De waarde van een mensenleven
Wat is een mensenleven waard, uitgedrukt dollars of euro’s? In het rijke Westen hebben we er veel voor over om gezond te blijven, beter te worden of lekkerder in ons vel zitten. En het geld is royaal beschikbaar, zelfs in tijden van economische neergang. Als we ziek worden, zijn kostbare medicijnen en behandelingen voorhanden en als er een pandemie gaande is halen we massaal een preventieve prik. In de Nederlandse gezondheidszorg gaan vele miljarden om.
Natuurlijk beseffen we dat we bevoorrecht zijn en we zijn er dankbaar voor. Als er een actie voor hongerlijdend Afrika of weggespoeld Indonesië op touw wordt gezet, staan we graag een deel van onze welvaart af.Maar hoeveel mensenlevens in Afrika kunnen eigenlijk worden gered met het geld van een openhartoperatie? Of van een chemotherapie? Is het ethisch verantwoord om duizenden euro’s uit te geven om één mensenleven te redden, terwijl met datzelfde geld honderden andere mensen in leven gehouden kunnen worden? Zijn mensen in Afrika of Indonesië minder waard dan mensen in Europa of Amerika?
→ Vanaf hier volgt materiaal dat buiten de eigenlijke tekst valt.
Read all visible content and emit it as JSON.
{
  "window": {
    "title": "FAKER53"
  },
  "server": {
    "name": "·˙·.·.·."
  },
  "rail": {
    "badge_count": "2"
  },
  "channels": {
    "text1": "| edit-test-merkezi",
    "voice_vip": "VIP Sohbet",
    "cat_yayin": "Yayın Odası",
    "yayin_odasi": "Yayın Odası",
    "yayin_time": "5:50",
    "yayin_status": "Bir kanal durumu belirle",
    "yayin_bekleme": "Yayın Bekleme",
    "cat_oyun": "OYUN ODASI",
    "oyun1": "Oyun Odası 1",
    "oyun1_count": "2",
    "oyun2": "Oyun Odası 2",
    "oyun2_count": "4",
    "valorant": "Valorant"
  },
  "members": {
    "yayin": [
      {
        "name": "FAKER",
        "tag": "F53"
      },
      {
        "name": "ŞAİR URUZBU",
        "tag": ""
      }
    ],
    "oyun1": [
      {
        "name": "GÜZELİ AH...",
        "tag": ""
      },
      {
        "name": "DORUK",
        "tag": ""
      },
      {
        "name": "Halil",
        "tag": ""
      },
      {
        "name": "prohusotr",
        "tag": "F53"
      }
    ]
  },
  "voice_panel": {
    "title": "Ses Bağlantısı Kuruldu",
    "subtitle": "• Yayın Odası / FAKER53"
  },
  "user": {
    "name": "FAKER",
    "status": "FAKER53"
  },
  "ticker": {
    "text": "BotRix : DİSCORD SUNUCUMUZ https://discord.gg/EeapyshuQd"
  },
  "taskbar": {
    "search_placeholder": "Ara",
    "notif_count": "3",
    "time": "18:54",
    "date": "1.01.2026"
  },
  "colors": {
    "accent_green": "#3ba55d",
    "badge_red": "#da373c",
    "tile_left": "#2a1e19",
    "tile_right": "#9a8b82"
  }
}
Trouwens, veel ziekten worden juist veroorzaakt door onze rijkdom. We spreken niet voor niets van welvaartsziekten. Aan de ene kant stoppen we ons voor veel geld vol met het –letterlijk– vette en zoete der aarde, om vervolgens harde euro’s neer te tellen voor fitness, mondhygiëne, medicijnen, voor dotterbehandelingen en andere ingrepen.
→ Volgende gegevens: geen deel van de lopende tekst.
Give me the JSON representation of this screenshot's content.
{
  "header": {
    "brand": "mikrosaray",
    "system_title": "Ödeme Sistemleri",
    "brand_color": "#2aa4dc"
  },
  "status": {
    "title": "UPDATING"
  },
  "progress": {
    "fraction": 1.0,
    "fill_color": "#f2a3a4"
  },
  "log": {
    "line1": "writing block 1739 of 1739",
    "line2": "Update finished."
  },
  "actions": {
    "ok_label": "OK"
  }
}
Verschil in welvaart mag er zijn. In Israël woonden ook armen. Maar daarmee kunnen we onze verantwoordelijkheid niet afschuiven. Voor de armen in Israël vroeg God speciale aandacht. „Wanneer er onder u een arme zal zijn, een uit uw broederen, in een uwer poorten, in uw land, dat de Heere, uw God, u geven zal, zo zult gij uw hart niet verstijven, noch uw hand toesluiten voor uw broeder, die arm is” (Deut. 15:7). Armen mochten dus in geen geval van armoede omkomen.
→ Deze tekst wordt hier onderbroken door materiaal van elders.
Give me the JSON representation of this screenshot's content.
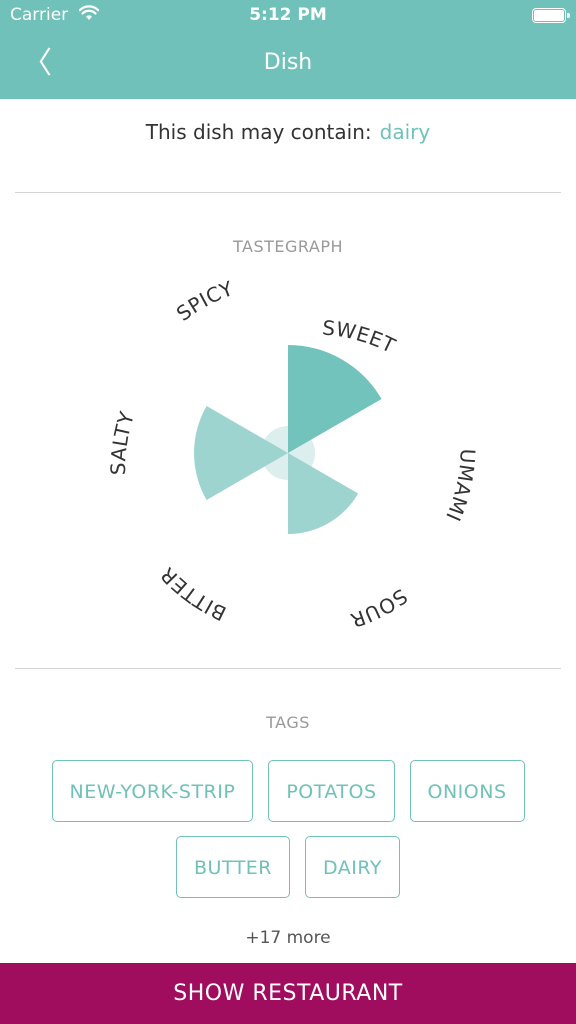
{
  "status_bar": {
    "carrier": "Carrier",
    "wifi_icon": "wifi-icon",
    "time": "5:12 PM",
    "battery_icon": "battery-icon"
  },
  "nav": {
    "back_icon": "chevron-left-icon",
    "back_glyph": "〈",
    "title": "Dish"
  },
  "allergen": {
    "prefix": "This dish may contain:",
    "value": "dairy"
  },
  "tastegraph": {
    "title": "TASTEGRAPH"
  },
  "chart_data": {
    "type": "radar-sectors",
    "axes": [
      "SWEET",
      "UMAMI",
      "SOUR",
      "BITTER",
      "SALTY",
      "SPICY"
    ],
    "values": [
      1.0,
      0,
      0.75,
      0,
      0.87,
      0
    ],
    "max": 1,
    "colors": {
      "SWEET": "#72c3bc",
      "SOUR": "#9dd4cf",
      "SALTY": "#9dd4cf",
      "center": "#dceeed"
    }
  },
  "tags_section": {
    "title": "TAGS",
    "rows": [
      [
        "NEW-YORK-STRIP",
        "POTATOS",
        "ONIONS"
      ],
      [
        "BUTTER",
        "DAIRY"
      ]
    ],
    "more": "+17 more"
  },
  "footer": {
    "button_label": "SHOW RESTAURANT"
  },
  "colors": {
    "header": "#70c1b9",
    "accent": "#70c1b9",
    "footer": "#a00d5e"
  }
}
Nu is de wereld een dorp geworden. We wéten van de ellende in de verste uithoeken van de aarde. De beelden dringen via de media de huiskamer binnen. Stakkers uit de Sahel zijn onze directe buren geworden, onze naasten. Het feit dat we in staat zijn hen in het leven te behouden maakt ons verantwoordelijk voor hen. Het geven van de Bijbelse tienden volstaat niet zolang er levens op het spel staan. Een Joods gezegde luidt: „Wie het leven van één mens redt, redt de hele wereld.”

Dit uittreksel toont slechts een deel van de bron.